The court of public opinion being a key indicator of how well government is doing seems to cut no ice with the JVP-led NPP, however.
Measures that comprise a mixed bag – works in progress that still require closer scrutiny by civil society to ensure that the usual suspects don’t slip into new laws – span the gamut from promised re-enactments to fine-tuning ambiguous laws:
Socio-political perspectives
A bigger picture emerges on the larger canvas of national political life... it is one in which the relatively few, early, ongoing good deeds that should redound to government’s credit are overshadowed by the greater good it has yet to do – because we’re beginning to be agnostic to their potential to effect systemic change, having lost faith in their slow, steady and plebeian ways. Also, we’ve failed to remember the religious zeal of previous dispensations for evil deeds.
As the high priest of orthodoxy G. K. Chesterton once essayed: “When men choose not to believe in God, they do not thereafter believe in nothing; they then become capable of believing in anything.” Is just desserts for those who robbed us a judicious disguise for social envy?
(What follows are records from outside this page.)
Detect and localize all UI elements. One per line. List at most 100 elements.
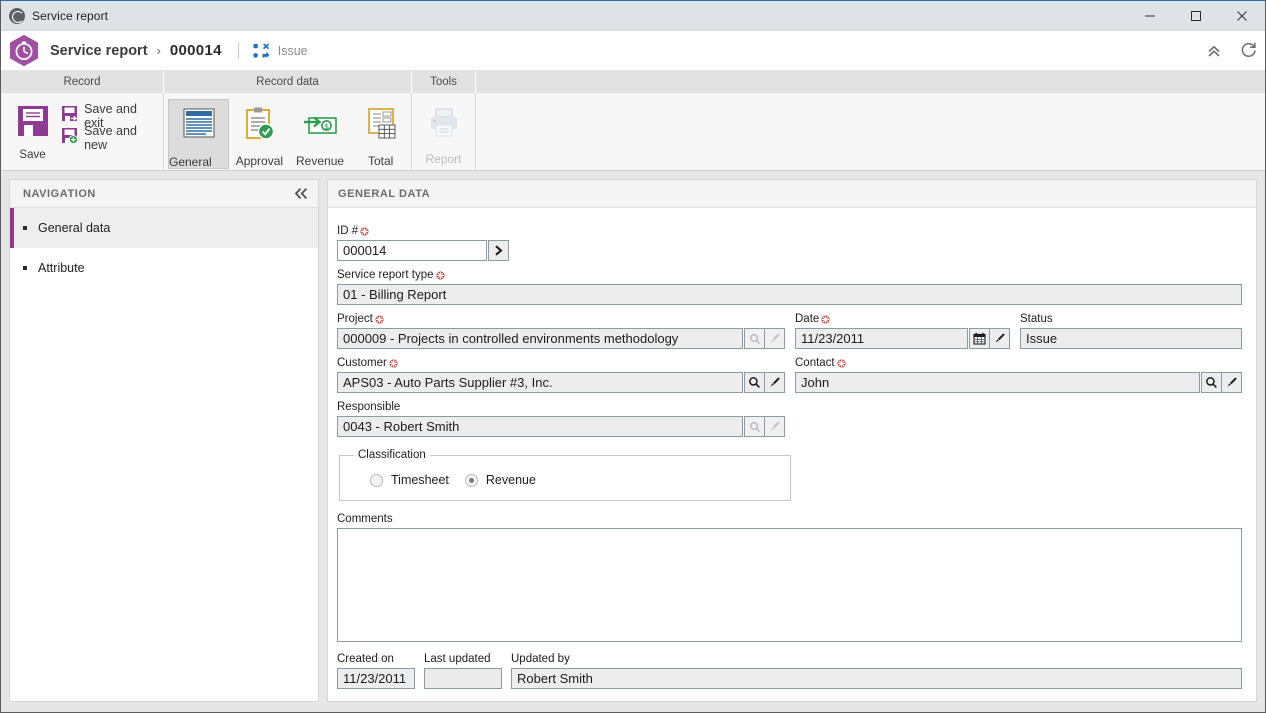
navigation-header-label: NAVIGATION xyxy=(23,187,96,200)
project-label: Project xyxy=(337,312,785,326)
save-variant-buttons: Save and exit Save and new xyxy=(57,99,163,152)
created-on-label: Created on xyxy=(337,653,394,665)
responsible-input[interactable]: 0043 - Robert Smith xyxy=(337,416,743,437)
breadcrumb-title[interactable]: Service report xyxy=(50,43,148,59)
date-field-row: 11/23/2011 xyxy=(795,328,1010,349)
id-field-row: 000014 xyxy=(337,240,509,261)
comments-textarea[interactable] xyxy=(337,528,1242,642)
date-input[interactable]: 11/23/2011 xyxy=(795,328,968,349)
issue-icon xyxy=(253,42,270,59)
required-marker-icon xyxy=(360,227,369,236)
date-field-group: Date 11/23/2011 xyxy=(795,312,1010,349)
project-magnifier-icon[interactable] xyxy=(744,328,765,349)
close-button[interactable] xyxy=(1219,1,1265,31)
sidebar-item-general-data[interactable]: General data xyxy=(10,208,318,248)
audit-fields-row: Created on 11/23/2011 Last updated Updat… xyxy=(337,652,1242,689)
minimize-button[interactable] xyxy=(1127,1,1173,31)
bullet-icon xyxy=(23,266,27,270)
bullet-icon xyxy=(23,226,27,230)
navigation-panel: NAVIGATION General data Attribute xyxy=(9,179,319,702)
id-goto-button[interactable] xyxy=(488,240,509,261)
document-lines-icon xyxy=(180,107,218,148)
ribbon-empty-area xyxy=(476,71,1265,170)
last-updated-label: Last updated xyxy=(424,653,491,665)
money-bill-icon: $ xyxy=(301,106,339,147)
ribbon-group-tools: Tools Report xyxy=(412,71,476,170)
radio-timesheet-label[interactable]: Timesheet xyxy=(391,473,449,487)
date-brush-icon[interactable] xyxy=(989,328,1010,349)
sidebar-item-attribute[interactable]: Attribute xyxy=(10,248,318,288)
revenue-button-label: Revenue xyxy=(296,154,345,168)
required-marker-icon xyxy=(837,359,846,368)
status-input[interactable]: Issue xyxy=(1020,328,1242,349)
content-header-label: GENERAL DATA xyxy=(338,187,431,200)
window-controls xyxy=(1127,1,1265,31)
customer-brush-icon[interactable] xyxy=(764,372,785,393)
customer-input[interactable]: APS03 - Auto Parts Supplier #3, Inc. xyxy=(337,372,743,393)
project-input[interactable]: 000009 - Projects in controlled environm… xyxy=(337,328,743,349)
breadcrumb-separator: › xyxy=(156,43,161,58)
customer-contact-row: Customer APS03 - Auto Parts Supplier #3,… xyxy=(337,356,1242,393)
responsible-field-row: 0043 - Robert Smith xyxy=(337,416,785,437)
customer-magnifier-icon[interactable] xyxy=(744,372,765,393)
save-and-new-button[interactable]: Save and new xyxy=(57,124,163,152)
responsible-magnifier-icon[interactable] xyxy=(744,416,765,437)
contact-field-row: John xyxy=(795,372,1242,393)
ribbon-group-record-data-label: Record data xyxy=(164,71,412,93)
sidebar-item-attribute-label: Attribute xyxy=(38,261,85,275)
ribbon-group-tools-label: Tools xyxy=(412,71,476,93)
id-input[interactable]: 000014 xyxy=(337,240,487,261)
breadcrumb-actions xyxy=(1197,34,1265,68)
refresh-icon[interactable] xyxy=(1231,34,1265,68)
chevron-double-up-icon[interactable] xyxy=(1197,34,1231,68)
service-report-type-field-group: Service report type 01 - Billing Report xyxy=(337,268,1242,305)
ribbon-group-record-label: Record xyxy=(1,71,164,93)
ribbon-group-record-data: Record data General Approval $ Revenue T… xyxy=(164,71,412,183)
save-and-new-icon xyxy=(61,127,79,149)
required-marker-icon xyxy=(821,315,830,324)
service-report-type-input[interactable]: 01 - Billing Report xyxy=(337,284,1242,305)
classification-options: Timesheet Revenue xyxy=(350,467,780,489)
save-button[interactable]: Save xyxy=(8,99,57,161)
breadcrumb-divider xyxy=(237,42,239,59)
contact-field-group: Contact John xyxy=(795,356,1242,393)
contact-brush-icon[interactable] xyxy=(1221,372,1242,393)
project-brush-icon[interactable] xyxy=(764,328,785,349)
window-title: Service report xyxy=(32,8,109,23)
breadcrumb-status-label[interactable]: Issue xyxy=(278,44,308,58)
ribbon-empty-body xyxy=(476,93,1265,170)
required-marker-icon xyxy=(436,271,445,280)
updated-by-field-group: Updated by Robert Smith xyxy=(511,652,1242,689)
content-panel: GENERAL DATA ID # 000014 Service report … xyxy=(327,179,1257,702)
total-button[interactable]: Total xyxy=(350,99,411,169)
service-report-type-label: Service report type xyxy=(337,268,1242,282)
responsible-brush-icon[interactable] xyxy=(764,416,785,437)
radio-revenue[interactable] xyxy=(464,473,478,487)
save-and-exit-icon xyxy=(61,105,78,127)
svg-text:$: $ xyxy=(324,122,329,131)
save-floppy-icon xyxy=(15,103,51,144)
notebook-table-icon xyxy=(364,106,398,147)
radio-revenue-label[interactable]: Revenue xyxy=(486,473,536,487)
calendar-icon[interactable] xyxy=(969,328,990,349)
id-field-label: ID # xyxy=(337,224,1242,238)
contact-magnifier-icon[interactable] xyxy=(1201,372,1222,393)
general-data-button[interactable]: General data xyxy=(168,99,230,183)
breadcrumb-record-id: 000014 xyxy=(169,42,222,59)
content-header: GENERAL DATA xyxy=(328,180,1256,208)
comments-field-group: Comments xyxy=(337,512,1242,642)
total-button-label: Total xyxy=(368,154,394,168)
ribbon-group-record: Record Save Save and exit Save and new xyxy=(1,71,164,170)
approval-button[interactable]: Approval xyxy=(229,99,290,169)
created-on-field-group: Created on 11/23/2011 xyxy=(337,652,415,689)
maximize-button[interactable] xyxy=(1173,1,1219,31)
radio-timesheet[interactable] xyxy=(370,473,383,487)
project-date-status-row: Project 000009 - Projects in controlled … xyxy=(337,312,1242,349)
printer-icon xyxy=(427,106,461,145)
required-marker-icon xyxy=(389,359,398,368)
revenue-button[interactable]: $ Revenue xyxy=(290,99,351,169)
classification-legend: Classification xyxy=(358,449,426,461)
ribbon-toolbar: Record Save Save and exit Save and new R… xyxy=(1,71,1265,183)
contact-input[interactable]: John xyxy=(795,372,1200,393)
chevron-double-left-icon[interactable] xyxy=(294,187,309,200)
Is it a selective republicanism we subscribe to these days... whereby all past political actors in a previous dispensation are rich for the picking, to pluck out of skulking obscurity and punish, while present players get to go scot-free because they are in the camp of the faithful out to dispense ‘justice’?
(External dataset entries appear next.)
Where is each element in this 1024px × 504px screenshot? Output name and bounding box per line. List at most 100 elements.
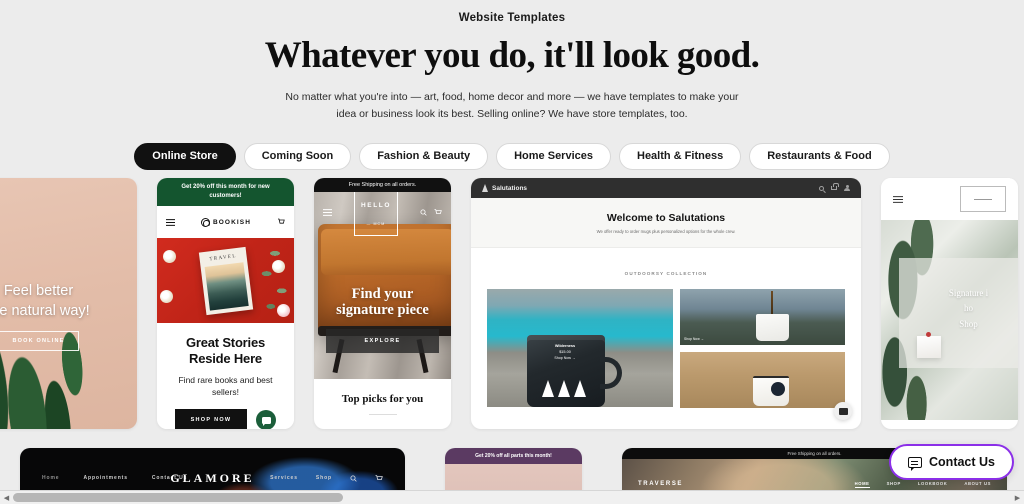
mcm-footer-heading: Top picks for you bbox=[341, 393, 424, 405]
contact-us-widget[interactable]: Contact Us bbox=[889, 444, 1014, 480]
template-card-bookish[interactable]: Get 20% off this month for new customers… bbox=[157, 178, 294, 429]
template-card-hello-mcm[interactable]: Free Shipping on all orders. HELLO — MCM bbox=[314, 178, 451, 429]
owl-emblem-icon bbox=[200, 217, 210, 227]
product-tile-printed-mug[interactable] bbox=[680, 352, 845, 408]
scrollbar-track[interactable] bbox=[13, 491, 1011, 504]
bookish-content: Great Stories Reside Here Find rare book… bbox=[157, 323, 294, 429]
mcm-shipping-banner: Free Shipping on all orders. bbox=[314, 178, 451, 192]
mcm-logo-line1: HELLO bbox=[360, 201, 392, 209]
auto-promo-banner: Get 20% off all parts this month! bbox=[445, 448, 582, 464]
filter-pill-health-fitness[interactable]: Health & Fitness bbox=[619, 143, 742, 171]
traverse-nav-home[interactable]: HOME bbox=[854, 481, 870, 488]
white-mug-image bbox=[755, 314, 789, 341]
bookish-cta-row: SHOP NOW bbox=[165, 409, 286, 429]
mcm-overlay: Find your signature piece EXPLORE bbox=[314, 286, 451, 354]
shopping-cart-icon[interactable] bbox=[277, 213, 285, 231]
filter-pill-home-services[interactable]: Home Services bbox=[496, 143, 611, 171]
gift-box-image bbox=[917, 332, 941, 358]
tree-graphic bbox=[542, 380, 586, 397]
shopping-cart-icon[interactable] bbox=[831, 183, 839, 191]
hero-section: Website Templates Whatever you do, it'll… bbox=[0, 0, 1024, 123]
scroll-right-arrow[interactable]: ▶ bbox=[1011, 494, 1024, 502]
rose-decoration bbox=[160, 290, 173, 303]
bookish-navbar: BOOKISH bbox=[157, 206, 294, 238]
search-icon[interactable] bbox=[420, 203, 427, 221]
product-shop-now-link[interactable]: Shop Now → bbox=[535, 356, 595, 360]
traverse-nav-lookbook[interactable]: LOOKBOOK bbox=[918, 481, 947, 488]
salutations-welcome-subtext: We offer ready to order mugs plus person… bbox=[596, 229, 736, 234]
chat-bubble-icon[interactable] bbox=[256, 410, 277, 429]
rose-decoration bbox=[272, 260, 285, 273]
filter-pill-fashion-beauty[interactable]: Fashion & Beauty bbox=[359, 143, 489, 171]
traverse-wordmark: TRAVERSE bbox=[638, 481, 684, 487]
shop-now-button[interactable]: SHOP NOW bbox=[174, 409, 248, 429]
glamore-nav-shop[interactable]: Shop bbox=[316, 475, 332, 481]
mug-print-graphic bbox=[770, 382, 785, 396]
filter-pill-coming-soon[interactable]: Coming Soon bbox=[243, 143, 352, 171]
mcm-navbar: HELLO — MCM bbox=[314, 192, 451, 237]
template-gallery-row-1: Feel better the natural way! BOOK ONLINE… bbox=[0, 178, 1018, 429]
bookish-subtext: Find rare books and best sellers! bbox=[178, 374, 273, 398]
signature-logo bbox=[960, 186, 1006, 212]
shopping-cart-icon[interactable] bbox=[434, 203, 442, 221]
salutations-section-header: OUTDOORSY COLLECTION bbox=[471, 248, 861, 289]
scroll-left-arrow[interactable]: ◀ bbox=[0, 494, 13, 502]
search-icon[interactable] bbox=[350, 469, 357, 487]
mcm-logo: HELLO — MCM bbox=[353, 192, 399, 237]
salutations-navbar: Salutations bbox=[471, 178, 861, 198]
natural-headline-line2: the natural way! bbox=[0, 302, 90, 319]
page-root: Website Templates Whatever you do, it'll… bbox=[0, 0, 1024, 504]
horizontal-scrollbar[interactable]: ◀ ▶ bbox=[0, 490, 1024, 504]
page-subhead: No matter what you're into — art, food, … bbox=[285, 91, 739, 121]
search-icon[interactable] bbox=[819, 185, 824, 191]
template-card-natural-wellness[interactable]: Feel better the natural way! BOOK ONLINE bbox=[0, 178, 137, 429]
signature-hero-image: Signature i ho Shop bbox=[881, 220, 1018, 420]
product-tile-column: Shop Now → bbox=[680, 289, 845, 408]
natural-overlay: Feel better the natural way! BOOK ONLINE bbox=[0, 282, 137, 352]
hamburger-menu-icon[interactable] bbox=[323, 203, 332, 221]
shopping-cart-icon[interactable] bbox=[375, 469, 383, 487]
product-info: Wilderness $15.00 Shop Now → bbox=[535, 344, 595, 360]
contact-us-label: Contact Us bbox=[929, 455, 995, 469]
user-account-icon[interactable] bbox=[844, 185, 850, 191]
printed-mug-image bbox=[752, 376, 789, 406]
hamburger-menu-icon[interactable] bbox=[893, 190, 903, 208]
travel-book-cover: TRAVEL bbox=[198, 246, 253, 315]
book-online-button[interactable]: BOOK ONLINE bbox=[0, 331, 79, 352]
salutations-welcome-heading: Welcome to Salutations bbox=[606, 212, 726, 224]
template-card-salutations[interactable]: Salutations Welcome to Salutations We of… bbox=[471, 178, 861, 429]
filter-pill-online-store[interactable]: Online Store bbox=[134, 143, 236, 171]
chat-widget-icon[interactable] bbox=[834, 402, 852, 420]
bookish-hero-image: TRAVEL bbox=[157, 238, 294, 323]
filter-pill-restaurants-food[interactable]: Restaurants & Food bbox=[749, 143, 890, 171]
product-price: $15.00 bbox=[559, 350, 571, 354]
divider bbox=[368, 414, 397, 415]
signature-headline-line2: ho bbox=[964, 303, 973, 314]
explore-button[interactable]: EXPLORE bbox=[326, 329, 439, 354]
hamburger-menu-icon[interactable] bbox=[166, 213, 175, 231]
bookish-wordmark: BOOKISH bbox=[212, 218, 252, 226]
mcm-headline-line1: Find your bbox=[351, 286, 414, 302]
tile-shop-now-link[interactable]: Shop Now → bbox=[684, 337, 704, 341]
mcm-headline-line2: signature piece bbox=[336, 302, 429, 319]
product-tile-pouring-coffee[interactable]: Shop Now → bbox=[680, 289, 845, 345]
salutations-welcome-block: Welcome to Salutations We offer ready to… bbox=[471, 198, 861, 248]
traverse-nav-about-us[interactable]: ABOUT US bbox=[964, 481, 991, 488]
page-eyebrow: Website Templates bbox=[458, 12, 566, 24]
template-card-signature[interactable]: Signature i ho Shop bbox=[881, 178, 1018, 429]
traverse-nav-shop[interactable]: SHOP bbox=[887, 481, 901, 488]
salutations-wordmark: Salutations bbox=[492, 184, 528, 192]
signature-navbar bbox=[881, 178, 1018, 220]
bookish-heading-line1: Great Stories bbox=[185, 335, 266, 350]
pine-tree-icon bbox=[482, 184, 488, 192]
product-tile-wilderness[interactable]: Wilderness $15.00 Shop Now → bbox=[487, 289, 673, 407]
book-cover-title: TRAVEL bbox=[208, 253, 237, 262]
category-filter-bar: Online Store Coming Soon Fashion & Beaut… bbox=[0, 143, 1024, 171]
mcm-logo-line2: — MCM bbox=[366, 222, 386, 226]
scrollbar-thumb[interactable] bbox=[13, 492, 343, 502]
flower-bud bbox=[926, 332, 931, 337]
product-name: Wilderness bbox=[554, 344, 576, 348]
salutations-nav-icons bbox=[819, 183, 850, 191]
glamore-nav-services[interactable]: Services bbox=[270, 475, 298, 481]
bookish-promo-banner: Get 20% off this month for new customers… bbox=[157, 178, 294, 206]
Outspoken Canadian-American psychiatrist Dr. Jordan Peterson quotes George Orwell to devastating effect, in this regard. Having observed that “after reading the first half of his book (‘The Road to Wigan Pier’), it is impossible not to feel sympathy for the working poor, the clinician and commentator observes that the author he so admires had second thoughts about socialism:
“He [Orwell] concluded that the tweed-wearing, armchair-philosophizing, victim-identifying, pity-and-contempt-dispensing social-reformer types frequently did not like the poor, as they claimed. Instead, they just hated the rich.”
God – and George Orwell – forbid that such a telling charge be brought against those who would punish the plutocrats in our erstwhile kleptocracy not because they favour social justice but out of a misplaced sense of retribution, with the state as judge, jury and executioner. They disguise their resentment and envy with piety, sanctimony and self-righteousness well who often privilege the ‘punish others’ motive over and above the ‘hold self accountable first’ imperative.
End note
We began with Wilde and an oblique reference to his 1891 essay ‘The Soul of Man under Socialism.’ It may be apposite to end with him vis-à-vis the NPP’s vision, especially as regards social justice for the poor and oppressed.
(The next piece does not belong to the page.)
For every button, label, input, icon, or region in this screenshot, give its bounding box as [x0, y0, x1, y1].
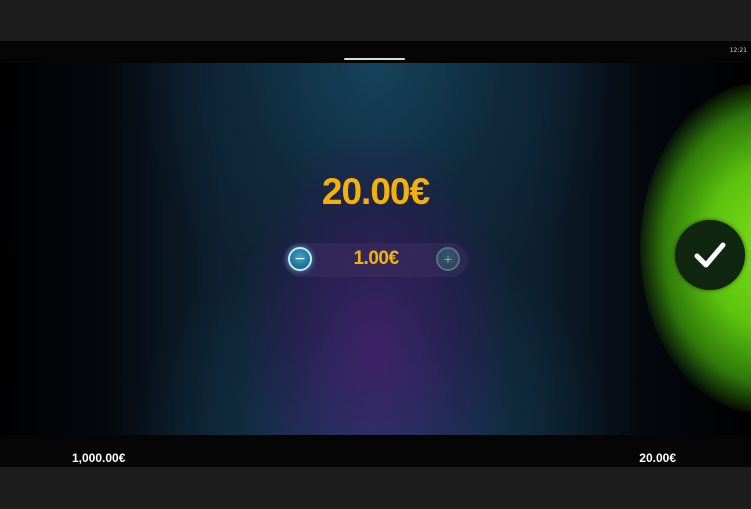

Wilde observed that under capitalism “the majority of the people spoil their lives by an exaggerated and unhealthy altruism” and often feel compelled to solve the social issues caused by that exploitative system, rather than seeking to eliminate their common cause.
He noted that people who care about the common good “seriously and very sentimentally set themselves to the remedying the evils they see in poverty, but their remedies do not cure the disease; they merely prolong it.”
So the libertarian socialist that he was, Wilde advocated for a radical remedy by asserting that “the proper aim to try and reconstruct society on such a basis that poverty will be impossible”.
It may be more low-hanging fruit for the regime in situ. If only the people’s power would begin to treat politics as the art of the possible and consider promises made for a just and equitable society for all as a sacred pledge and not a cynical electoral ploy. Oh yes, and after they’ve plucked a rabbit out of their hat as regards all the other to-dos that remain on the national to-do list. We wish them and all of us the very best.